En el chat lo bombardeaban con guarradas, pero había un usuario que lo desarmaba. Se hacía llamar ElTitiritero, un anónimo que cada noche le escribía la misma fantasía, cada vez más detallada.
—Imagínate, Bruno —tecleaba—. Un grupo de tíos rodeándote, todos a la vez, usándote como un objeto. La boca abierta, sin poder negarte a nada. Serías su juguete, ¿verdad? Lo estás deseando.
Bruno se corría como un animal leyendo esas líneas, mordiéndose el labio para no hacer ruido. Fantaseaba con ser el centro de algo así, rodeado de hombres que lo usaran sin preguntar. Nunca lo habría dicho en voz alta. Ni siquiera estaba seguro de admitirlo dentro de su propia cabeza.

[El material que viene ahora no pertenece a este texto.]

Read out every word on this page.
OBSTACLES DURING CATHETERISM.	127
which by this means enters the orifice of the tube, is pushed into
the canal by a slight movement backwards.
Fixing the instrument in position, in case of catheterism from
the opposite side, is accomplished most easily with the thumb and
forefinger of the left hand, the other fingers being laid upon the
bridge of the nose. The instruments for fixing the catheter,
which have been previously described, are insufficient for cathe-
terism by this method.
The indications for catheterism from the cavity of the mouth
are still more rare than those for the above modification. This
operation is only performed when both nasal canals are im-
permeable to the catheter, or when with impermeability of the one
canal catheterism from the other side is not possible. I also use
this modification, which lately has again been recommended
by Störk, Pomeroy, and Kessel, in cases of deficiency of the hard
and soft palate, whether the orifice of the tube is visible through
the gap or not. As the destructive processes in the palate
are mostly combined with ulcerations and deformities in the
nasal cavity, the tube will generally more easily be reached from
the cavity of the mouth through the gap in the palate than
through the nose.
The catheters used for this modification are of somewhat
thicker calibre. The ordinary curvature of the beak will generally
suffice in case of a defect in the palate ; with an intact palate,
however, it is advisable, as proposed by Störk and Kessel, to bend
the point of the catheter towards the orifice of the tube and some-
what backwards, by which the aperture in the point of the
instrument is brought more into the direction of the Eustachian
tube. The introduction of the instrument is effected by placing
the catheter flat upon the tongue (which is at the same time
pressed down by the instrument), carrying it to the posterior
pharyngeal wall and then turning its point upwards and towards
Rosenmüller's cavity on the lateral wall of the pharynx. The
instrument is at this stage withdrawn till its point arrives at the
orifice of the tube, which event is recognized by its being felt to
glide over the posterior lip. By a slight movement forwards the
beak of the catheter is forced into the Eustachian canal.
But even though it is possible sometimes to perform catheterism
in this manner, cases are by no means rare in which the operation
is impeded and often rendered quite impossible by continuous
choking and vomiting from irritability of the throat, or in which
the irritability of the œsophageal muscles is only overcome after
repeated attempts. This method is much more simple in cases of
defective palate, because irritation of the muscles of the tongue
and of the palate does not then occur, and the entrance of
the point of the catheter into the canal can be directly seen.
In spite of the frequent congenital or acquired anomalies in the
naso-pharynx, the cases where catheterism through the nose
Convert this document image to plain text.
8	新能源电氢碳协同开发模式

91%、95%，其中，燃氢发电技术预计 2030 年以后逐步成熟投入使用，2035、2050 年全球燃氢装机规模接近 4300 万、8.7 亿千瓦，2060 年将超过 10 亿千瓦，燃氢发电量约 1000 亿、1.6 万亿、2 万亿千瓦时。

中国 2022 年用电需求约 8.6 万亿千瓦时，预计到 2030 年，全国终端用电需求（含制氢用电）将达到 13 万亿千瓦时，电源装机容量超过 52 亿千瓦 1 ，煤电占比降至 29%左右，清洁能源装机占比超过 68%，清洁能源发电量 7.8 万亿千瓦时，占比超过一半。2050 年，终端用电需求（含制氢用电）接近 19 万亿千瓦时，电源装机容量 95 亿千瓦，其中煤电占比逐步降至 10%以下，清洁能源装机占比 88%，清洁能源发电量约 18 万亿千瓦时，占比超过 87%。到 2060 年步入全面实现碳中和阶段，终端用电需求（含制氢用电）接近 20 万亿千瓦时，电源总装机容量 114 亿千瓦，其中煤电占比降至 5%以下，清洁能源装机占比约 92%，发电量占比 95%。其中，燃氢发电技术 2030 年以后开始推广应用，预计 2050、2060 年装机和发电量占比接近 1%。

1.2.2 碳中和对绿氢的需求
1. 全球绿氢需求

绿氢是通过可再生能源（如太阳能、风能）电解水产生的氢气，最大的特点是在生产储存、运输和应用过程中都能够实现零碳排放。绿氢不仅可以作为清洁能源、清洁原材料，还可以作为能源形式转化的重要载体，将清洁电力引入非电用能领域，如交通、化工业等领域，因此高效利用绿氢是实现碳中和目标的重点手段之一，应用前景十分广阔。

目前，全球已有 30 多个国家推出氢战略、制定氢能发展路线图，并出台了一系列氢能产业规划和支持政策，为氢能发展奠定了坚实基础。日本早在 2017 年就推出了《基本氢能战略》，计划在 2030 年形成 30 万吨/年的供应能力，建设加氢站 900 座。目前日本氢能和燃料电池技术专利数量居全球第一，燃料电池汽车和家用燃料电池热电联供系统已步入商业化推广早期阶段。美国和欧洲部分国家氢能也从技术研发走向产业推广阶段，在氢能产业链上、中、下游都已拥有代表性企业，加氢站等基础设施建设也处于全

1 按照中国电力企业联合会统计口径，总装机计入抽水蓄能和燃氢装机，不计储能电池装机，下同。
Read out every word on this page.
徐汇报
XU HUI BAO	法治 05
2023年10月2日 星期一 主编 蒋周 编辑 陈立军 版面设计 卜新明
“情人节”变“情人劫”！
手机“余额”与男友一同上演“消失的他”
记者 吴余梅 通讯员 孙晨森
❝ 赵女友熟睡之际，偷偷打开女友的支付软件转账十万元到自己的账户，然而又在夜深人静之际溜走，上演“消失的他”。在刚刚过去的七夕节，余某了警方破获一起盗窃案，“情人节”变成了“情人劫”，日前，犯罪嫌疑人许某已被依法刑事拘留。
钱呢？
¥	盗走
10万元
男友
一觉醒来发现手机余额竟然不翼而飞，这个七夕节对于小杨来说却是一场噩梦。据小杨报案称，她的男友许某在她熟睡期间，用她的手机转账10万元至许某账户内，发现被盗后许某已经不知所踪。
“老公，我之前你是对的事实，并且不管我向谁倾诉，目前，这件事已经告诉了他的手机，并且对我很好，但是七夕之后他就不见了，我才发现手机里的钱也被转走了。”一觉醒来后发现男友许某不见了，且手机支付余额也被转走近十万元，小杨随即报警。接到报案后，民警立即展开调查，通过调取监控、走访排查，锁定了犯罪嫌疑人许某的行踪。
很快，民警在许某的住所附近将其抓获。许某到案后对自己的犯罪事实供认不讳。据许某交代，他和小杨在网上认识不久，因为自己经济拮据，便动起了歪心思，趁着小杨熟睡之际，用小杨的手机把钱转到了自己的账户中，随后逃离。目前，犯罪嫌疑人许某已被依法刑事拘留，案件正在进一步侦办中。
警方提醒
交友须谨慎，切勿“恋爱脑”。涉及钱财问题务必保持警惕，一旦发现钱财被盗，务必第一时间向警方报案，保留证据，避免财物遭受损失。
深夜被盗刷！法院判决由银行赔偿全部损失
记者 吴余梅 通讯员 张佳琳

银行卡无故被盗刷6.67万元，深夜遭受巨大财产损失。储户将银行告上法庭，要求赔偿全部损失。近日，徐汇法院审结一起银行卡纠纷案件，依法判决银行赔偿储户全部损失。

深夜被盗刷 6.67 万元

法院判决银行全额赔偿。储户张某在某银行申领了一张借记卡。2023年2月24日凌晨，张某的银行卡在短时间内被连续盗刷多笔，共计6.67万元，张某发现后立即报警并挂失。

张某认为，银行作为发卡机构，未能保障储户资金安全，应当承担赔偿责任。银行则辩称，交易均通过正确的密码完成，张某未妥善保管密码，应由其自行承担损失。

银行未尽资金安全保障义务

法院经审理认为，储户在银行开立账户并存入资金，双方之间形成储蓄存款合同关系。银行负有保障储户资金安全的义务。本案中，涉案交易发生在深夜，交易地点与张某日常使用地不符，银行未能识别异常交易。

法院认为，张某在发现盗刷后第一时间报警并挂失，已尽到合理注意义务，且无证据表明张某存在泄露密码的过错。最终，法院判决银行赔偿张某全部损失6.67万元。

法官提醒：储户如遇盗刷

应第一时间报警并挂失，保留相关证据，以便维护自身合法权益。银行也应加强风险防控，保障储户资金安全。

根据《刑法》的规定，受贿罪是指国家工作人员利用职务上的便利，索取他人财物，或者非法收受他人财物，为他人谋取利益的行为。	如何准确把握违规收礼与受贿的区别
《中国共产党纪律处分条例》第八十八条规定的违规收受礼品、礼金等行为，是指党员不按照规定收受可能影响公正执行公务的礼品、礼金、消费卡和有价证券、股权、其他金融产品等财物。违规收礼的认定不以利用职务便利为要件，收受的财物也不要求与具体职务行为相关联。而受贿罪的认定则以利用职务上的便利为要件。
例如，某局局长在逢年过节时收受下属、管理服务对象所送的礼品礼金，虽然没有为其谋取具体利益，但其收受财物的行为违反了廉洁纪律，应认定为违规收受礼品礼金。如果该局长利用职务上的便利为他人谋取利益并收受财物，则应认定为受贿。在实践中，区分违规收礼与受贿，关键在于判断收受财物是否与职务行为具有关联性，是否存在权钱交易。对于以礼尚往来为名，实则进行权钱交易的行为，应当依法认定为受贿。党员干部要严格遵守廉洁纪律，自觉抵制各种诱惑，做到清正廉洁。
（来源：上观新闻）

Lo tranquilizaba pensar que era solo eso: palabras en una pantalla, una corriente eléctrica que se apagaba con el portátil. Una fantasía no le hace daño a nadie, se repetía. Por la mañana se duchaba, se ponía el mono de trabajo y volvía a ser un hombre cualquiera en el metro, anónimo entre cientos de caras grises. Lo que pasaba de madrugada se quedaba de madrugada. Eso creía, al menos, hasta esa tarde.
***
Una tarde de invierno volvía del taller en el metro, apretado entre cuerpos, con la ropa de faena arrugada y el olor a grasa pegado a la piel. Bajó en su parada y caminó hacia el bloque por la calle medio vacía. Entonces alguien lo paró.
Era un chaval joven, de ojos oscuros y una sonrisa torcida que no tenía nada de amable. Lo miraba como si lo conociera de antes.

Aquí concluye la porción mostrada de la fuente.